My core inspiration for the visual style of this feature were playing cards. The Horizon series always leans into the use of physical, printed media to inform it’s UI (from Forza Horizon 1’s Event Tickets and Wristbands, to the use of Event Posters in the later games, the theme park style Mexico map from Forza Horizon 5’s campaign, and even treasure maps and photos from the Fortune Island expansion in Forza Horizon 4), so playing cards was a natural extension to this that felt at home. I spent a lot of time looking at playing cards, and cards used in other popular board games such as Monopoly and Uno to get a feel for the graphic design elements used in this medium, including spacing, font size and materials. This helped me create a visual that felt wholly unique within the game.

For the wider feature brand, this was heavily informed and inspired by social media and sharing platforms like Twitch, Youtube and Tiktok.

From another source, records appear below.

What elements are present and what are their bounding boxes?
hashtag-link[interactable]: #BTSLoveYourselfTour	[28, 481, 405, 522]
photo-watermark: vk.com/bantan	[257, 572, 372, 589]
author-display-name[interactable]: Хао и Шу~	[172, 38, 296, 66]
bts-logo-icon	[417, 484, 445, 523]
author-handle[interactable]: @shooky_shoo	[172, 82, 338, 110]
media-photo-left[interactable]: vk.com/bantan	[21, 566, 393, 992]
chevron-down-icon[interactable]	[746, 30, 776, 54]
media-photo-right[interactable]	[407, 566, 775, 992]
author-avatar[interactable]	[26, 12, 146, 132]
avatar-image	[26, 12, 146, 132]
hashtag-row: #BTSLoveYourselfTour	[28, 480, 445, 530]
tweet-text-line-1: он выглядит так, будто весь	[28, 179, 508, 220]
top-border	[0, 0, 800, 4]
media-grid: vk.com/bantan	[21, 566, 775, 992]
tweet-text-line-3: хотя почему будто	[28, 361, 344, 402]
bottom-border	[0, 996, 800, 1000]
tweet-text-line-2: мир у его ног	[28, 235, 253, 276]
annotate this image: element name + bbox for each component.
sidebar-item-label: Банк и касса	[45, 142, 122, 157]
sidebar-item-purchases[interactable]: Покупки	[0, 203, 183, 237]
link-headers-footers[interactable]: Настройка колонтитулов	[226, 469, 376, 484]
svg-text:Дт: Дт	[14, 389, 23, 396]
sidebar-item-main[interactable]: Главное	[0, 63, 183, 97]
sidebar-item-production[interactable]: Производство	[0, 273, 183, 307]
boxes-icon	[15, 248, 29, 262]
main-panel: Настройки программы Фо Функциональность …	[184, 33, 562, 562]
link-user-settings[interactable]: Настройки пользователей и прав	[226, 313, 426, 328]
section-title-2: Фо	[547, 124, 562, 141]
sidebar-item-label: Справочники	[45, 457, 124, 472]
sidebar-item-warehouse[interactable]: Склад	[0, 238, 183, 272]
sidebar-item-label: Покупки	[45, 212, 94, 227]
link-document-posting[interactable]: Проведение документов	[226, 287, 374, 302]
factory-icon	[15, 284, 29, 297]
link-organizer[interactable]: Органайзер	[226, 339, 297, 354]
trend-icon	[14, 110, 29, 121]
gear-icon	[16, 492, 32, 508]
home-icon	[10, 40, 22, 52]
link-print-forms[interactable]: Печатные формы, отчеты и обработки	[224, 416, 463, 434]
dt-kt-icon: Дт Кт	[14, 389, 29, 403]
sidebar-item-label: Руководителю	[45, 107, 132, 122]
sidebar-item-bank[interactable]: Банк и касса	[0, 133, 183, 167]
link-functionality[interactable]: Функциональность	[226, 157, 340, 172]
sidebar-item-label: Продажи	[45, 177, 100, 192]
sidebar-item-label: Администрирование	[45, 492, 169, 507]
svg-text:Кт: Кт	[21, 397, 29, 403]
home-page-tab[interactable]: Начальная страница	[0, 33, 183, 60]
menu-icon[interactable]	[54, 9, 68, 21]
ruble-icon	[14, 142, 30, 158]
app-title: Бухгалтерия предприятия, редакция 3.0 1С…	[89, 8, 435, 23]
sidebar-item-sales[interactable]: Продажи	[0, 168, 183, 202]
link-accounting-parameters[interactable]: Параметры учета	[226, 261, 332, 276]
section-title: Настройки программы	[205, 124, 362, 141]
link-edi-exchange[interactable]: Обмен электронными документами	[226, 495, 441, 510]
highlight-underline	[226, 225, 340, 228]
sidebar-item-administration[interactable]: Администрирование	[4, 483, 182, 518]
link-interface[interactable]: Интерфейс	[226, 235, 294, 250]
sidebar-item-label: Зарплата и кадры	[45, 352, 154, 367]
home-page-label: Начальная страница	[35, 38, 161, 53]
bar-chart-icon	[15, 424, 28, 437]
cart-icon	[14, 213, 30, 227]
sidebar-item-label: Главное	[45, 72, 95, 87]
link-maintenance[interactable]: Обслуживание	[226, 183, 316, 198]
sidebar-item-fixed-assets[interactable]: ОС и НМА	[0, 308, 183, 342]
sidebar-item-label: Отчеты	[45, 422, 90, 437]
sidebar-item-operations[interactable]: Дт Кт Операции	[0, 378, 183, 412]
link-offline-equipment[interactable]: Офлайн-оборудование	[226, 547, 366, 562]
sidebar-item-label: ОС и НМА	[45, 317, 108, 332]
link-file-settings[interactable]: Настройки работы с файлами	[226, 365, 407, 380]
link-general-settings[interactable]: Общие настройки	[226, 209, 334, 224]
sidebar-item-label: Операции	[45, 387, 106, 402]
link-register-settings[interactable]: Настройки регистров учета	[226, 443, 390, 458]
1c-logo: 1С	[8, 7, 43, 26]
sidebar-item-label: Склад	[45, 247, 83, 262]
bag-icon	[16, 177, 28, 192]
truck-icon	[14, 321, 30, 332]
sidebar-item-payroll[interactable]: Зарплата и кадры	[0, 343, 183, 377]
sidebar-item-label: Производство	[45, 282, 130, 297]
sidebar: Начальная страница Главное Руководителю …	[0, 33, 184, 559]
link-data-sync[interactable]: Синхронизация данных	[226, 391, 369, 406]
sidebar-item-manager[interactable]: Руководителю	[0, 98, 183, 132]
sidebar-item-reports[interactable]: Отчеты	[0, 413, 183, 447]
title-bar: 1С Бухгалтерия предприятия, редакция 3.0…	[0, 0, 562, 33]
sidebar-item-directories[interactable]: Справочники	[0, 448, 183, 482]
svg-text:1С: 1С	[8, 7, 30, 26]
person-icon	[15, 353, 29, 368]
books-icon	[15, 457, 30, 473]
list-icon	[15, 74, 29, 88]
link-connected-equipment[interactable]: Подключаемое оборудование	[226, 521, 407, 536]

TikTok especially was a huge inspiration for the feature’s small form logo and colour palette. The feature logo was designed to not only be a striking visual identifier alone, but also to offer a unique shape that stood out in the game’s many UI areas. As with many features in Forza Horizon, The Super7 had a physical start location on the game’s map, so the logo had to have a unique shape to stand proud in the existing map icon language.

Horizon Backstage

The final feature I worked on for Forza Horizon 4 was the Horizon Backstage. By the time the Horizon Backstage first appeared, the game had been live for 2 and a half years, and many of the game’s rarest cars were nearly impossible to earn. Backstage gave players a chance to win “Backstage Passes” – which plugged into the game’s existing challenge system as a reward – to be spent on these rare vehicles.

My role on the feature was to design the feature branding, the store UI, and the “voting” UI: a weekly player vote screen where the community would collectively decide which rare car should be added to the Backstage store next. Designing the branding for the Horizon Backstage presented a problem. Forza Horizon’s general UI language reserves rare metals such as Bronze, Silver and Gold for gauging your completion of events, but the Backstage feature required a feeling of precious exclusivity that Gold tends to signify. After some extensive research into luxury brands such as Gucci, Prada, Louis Vitton and Cartier, I tried an alternate approach.

Alluding to rare gems, and an additional level of quality on top of metals such as Gold or Platinum, I opted for the use of iridescent materials within the feature branding. Topping this all off was a tactile, quietly confident repeating square pattern, building on and expanding the Horizon Festival logo. The festival logo, originally designed by Principal UI Artist Richard Evans, was already elegant and bold in it’s presentation, making it a great foundation for the direction the Backstage brand required. By adding a simple ground to the logo, and a dazzling iridescent sheen, we were able to take the Horizon Festival, and create a sub-brand which felt special for long time playters, and oozed exclusivity.